Elek üstünde kaldığı söylenenler için;
Zevat tercihinde "liyakat mi" yoksa "sadakati mi?" birinci koşul olarak teşkil etti.

* * *

Taktir edersiniz ki;
Siyasi liderler açısından bir "bağımlılık" ve koltuk koruma programıdır; çevrelerinde liyakatten daha çok "sadakat" sahibi olanları bulundurmak.
Çünkü
Biliyorlar ki, sadakat sahibi zevatın varlığı "liderin" işgal ettiği koltuğun bir ölçüde çimentosudur..
Liyakat,
Sahibi için de biliyor ki yeri geldiğinde "sadakat" duvarını yıkıp, karşı koyar.
Yani;
Yeri gelince liderine karşı "tavır" koyar!
Şimdi;
Tüm bu doku içerisinde; "üst komisyon" Başbakan Erdoğan'a nasıl bir liste sunacak.
Sadakat mi, liyakat mi ağırlıklı tercih olarak görecek.
Partilerin;
Genlerinde var olan ve daima da devamından yana zihniyet üretilir Sadakat ön koşul diye.
Şimdi;
Bu düşüncenin penceresinden baktığınızda.
Hele bir de;
Başbakan Erdoğan'ın "zemin arayışı" içerisinde olduğu Başkanlık sistemi göz önüne getirildiğinde.
Bu seçimde yer alacak;
Aktörlerin ekseriyeti "sadakat" karakterleriyle var olacaklar.

* * *

Malum;
Meclis şuan "parmak" hesabıyla, kendini idame ediyor.
İşlevselliği bu seyirde icra edildiği için;
Üstadın ifadesiyle "liyakat çok da önemli bir meziyet değil" bu devirde artık.
Demek ki;
Sadakati yüksek adaylar için artı avantaj.

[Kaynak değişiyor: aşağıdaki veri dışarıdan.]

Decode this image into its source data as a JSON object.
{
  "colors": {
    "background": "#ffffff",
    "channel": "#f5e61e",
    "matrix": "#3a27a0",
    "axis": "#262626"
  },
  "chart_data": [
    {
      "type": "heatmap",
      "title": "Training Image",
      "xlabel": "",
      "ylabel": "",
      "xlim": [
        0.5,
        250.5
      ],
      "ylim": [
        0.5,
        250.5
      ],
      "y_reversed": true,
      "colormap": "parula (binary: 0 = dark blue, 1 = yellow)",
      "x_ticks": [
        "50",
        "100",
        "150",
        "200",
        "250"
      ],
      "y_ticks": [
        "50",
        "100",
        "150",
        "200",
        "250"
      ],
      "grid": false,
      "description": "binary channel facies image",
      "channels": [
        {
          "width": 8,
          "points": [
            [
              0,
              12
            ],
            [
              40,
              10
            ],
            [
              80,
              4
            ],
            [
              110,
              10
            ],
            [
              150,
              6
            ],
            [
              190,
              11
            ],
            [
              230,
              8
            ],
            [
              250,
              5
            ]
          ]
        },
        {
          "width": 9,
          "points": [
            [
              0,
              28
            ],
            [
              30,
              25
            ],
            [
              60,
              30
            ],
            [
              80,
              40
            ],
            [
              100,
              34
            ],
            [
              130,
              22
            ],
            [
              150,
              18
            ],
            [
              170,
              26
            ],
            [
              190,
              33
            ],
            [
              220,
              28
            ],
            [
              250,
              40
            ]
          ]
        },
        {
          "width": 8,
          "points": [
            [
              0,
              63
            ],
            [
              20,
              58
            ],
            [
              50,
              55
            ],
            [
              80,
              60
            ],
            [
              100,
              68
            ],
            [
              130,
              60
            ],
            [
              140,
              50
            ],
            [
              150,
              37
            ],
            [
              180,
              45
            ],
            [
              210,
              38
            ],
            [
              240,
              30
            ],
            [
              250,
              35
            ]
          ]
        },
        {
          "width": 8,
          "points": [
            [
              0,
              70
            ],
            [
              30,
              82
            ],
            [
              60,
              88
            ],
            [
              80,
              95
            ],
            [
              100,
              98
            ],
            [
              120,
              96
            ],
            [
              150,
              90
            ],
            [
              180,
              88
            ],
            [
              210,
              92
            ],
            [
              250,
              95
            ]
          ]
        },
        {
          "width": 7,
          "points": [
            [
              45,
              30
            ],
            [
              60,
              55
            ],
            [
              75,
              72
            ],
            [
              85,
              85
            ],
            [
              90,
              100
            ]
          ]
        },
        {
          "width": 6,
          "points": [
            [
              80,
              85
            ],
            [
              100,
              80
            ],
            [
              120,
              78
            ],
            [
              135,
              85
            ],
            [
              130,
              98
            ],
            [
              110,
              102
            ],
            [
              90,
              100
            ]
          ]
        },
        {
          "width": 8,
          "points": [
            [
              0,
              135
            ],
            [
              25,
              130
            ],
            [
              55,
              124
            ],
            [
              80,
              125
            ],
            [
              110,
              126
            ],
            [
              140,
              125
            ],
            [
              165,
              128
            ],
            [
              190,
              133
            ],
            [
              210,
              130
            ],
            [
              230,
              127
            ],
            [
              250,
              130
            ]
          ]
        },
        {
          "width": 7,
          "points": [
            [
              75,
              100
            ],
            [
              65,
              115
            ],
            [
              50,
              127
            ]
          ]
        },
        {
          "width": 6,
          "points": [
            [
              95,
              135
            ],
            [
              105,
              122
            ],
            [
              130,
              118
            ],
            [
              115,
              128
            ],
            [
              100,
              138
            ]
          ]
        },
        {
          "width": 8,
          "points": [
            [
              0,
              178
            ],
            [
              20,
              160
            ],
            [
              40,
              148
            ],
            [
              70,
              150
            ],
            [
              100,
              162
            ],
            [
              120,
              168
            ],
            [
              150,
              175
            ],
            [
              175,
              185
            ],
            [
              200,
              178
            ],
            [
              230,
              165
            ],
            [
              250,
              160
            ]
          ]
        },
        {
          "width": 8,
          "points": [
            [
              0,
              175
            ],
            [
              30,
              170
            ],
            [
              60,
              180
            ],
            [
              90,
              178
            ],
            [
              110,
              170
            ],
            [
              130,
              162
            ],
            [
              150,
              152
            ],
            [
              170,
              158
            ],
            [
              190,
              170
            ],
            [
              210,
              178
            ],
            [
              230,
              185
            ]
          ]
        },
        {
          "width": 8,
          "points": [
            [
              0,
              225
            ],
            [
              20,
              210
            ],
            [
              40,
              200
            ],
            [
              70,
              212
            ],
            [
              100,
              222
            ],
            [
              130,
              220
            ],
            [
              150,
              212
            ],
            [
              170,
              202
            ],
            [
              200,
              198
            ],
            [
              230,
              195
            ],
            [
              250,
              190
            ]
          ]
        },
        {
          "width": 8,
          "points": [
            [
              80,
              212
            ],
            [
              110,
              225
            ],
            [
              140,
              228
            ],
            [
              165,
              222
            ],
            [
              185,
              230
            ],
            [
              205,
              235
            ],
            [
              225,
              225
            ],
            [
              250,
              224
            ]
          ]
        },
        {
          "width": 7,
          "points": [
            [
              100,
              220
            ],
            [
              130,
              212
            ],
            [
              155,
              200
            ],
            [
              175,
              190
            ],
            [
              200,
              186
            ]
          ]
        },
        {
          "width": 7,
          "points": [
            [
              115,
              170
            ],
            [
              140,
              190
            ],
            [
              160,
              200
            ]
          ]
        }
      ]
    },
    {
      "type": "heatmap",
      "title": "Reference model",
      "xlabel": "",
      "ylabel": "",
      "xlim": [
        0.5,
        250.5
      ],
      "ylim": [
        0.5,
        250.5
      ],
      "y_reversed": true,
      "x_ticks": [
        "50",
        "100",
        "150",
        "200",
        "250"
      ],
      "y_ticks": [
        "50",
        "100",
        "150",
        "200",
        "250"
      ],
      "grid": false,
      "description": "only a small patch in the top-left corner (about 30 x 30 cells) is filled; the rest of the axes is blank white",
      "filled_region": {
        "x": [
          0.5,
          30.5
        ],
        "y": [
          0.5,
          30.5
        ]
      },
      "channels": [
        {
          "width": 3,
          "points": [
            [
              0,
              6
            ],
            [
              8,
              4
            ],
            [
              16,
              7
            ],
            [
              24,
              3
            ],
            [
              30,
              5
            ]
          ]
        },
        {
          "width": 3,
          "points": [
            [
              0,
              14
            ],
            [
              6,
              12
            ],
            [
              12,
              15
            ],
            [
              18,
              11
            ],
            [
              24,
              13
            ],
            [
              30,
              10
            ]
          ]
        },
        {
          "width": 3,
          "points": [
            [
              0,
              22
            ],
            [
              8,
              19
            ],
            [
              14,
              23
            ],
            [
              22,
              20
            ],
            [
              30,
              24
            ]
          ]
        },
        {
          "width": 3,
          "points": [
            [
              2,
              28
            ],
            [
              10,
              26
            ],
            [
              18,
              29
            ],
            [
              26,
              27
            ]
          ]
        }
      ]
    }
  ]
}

Sadakat ehli; hadi yine iyisiniz!
İbre sizden yana.
Ama;
Benim ve Diyarbakır ahilisinin gönlünde; "elbette ki" sadakat, ama liyakat ta şart olmalı.
Hadi gelin;
Yüzyılın seçiminde adaylar için ilk koşul "liyakat" ikinci şık da "sadakat" olsun.
Ki,
Diyarbakır’ın "kanayan hadiseleri" hem ehil ifadelerle anlatılsın.
Hem de sadakatle sahiplenilsin.
Hem de,
Parti liderlerine "dün sağda iken" bugün solda olabilirim düşüncesi hasıl olmasın.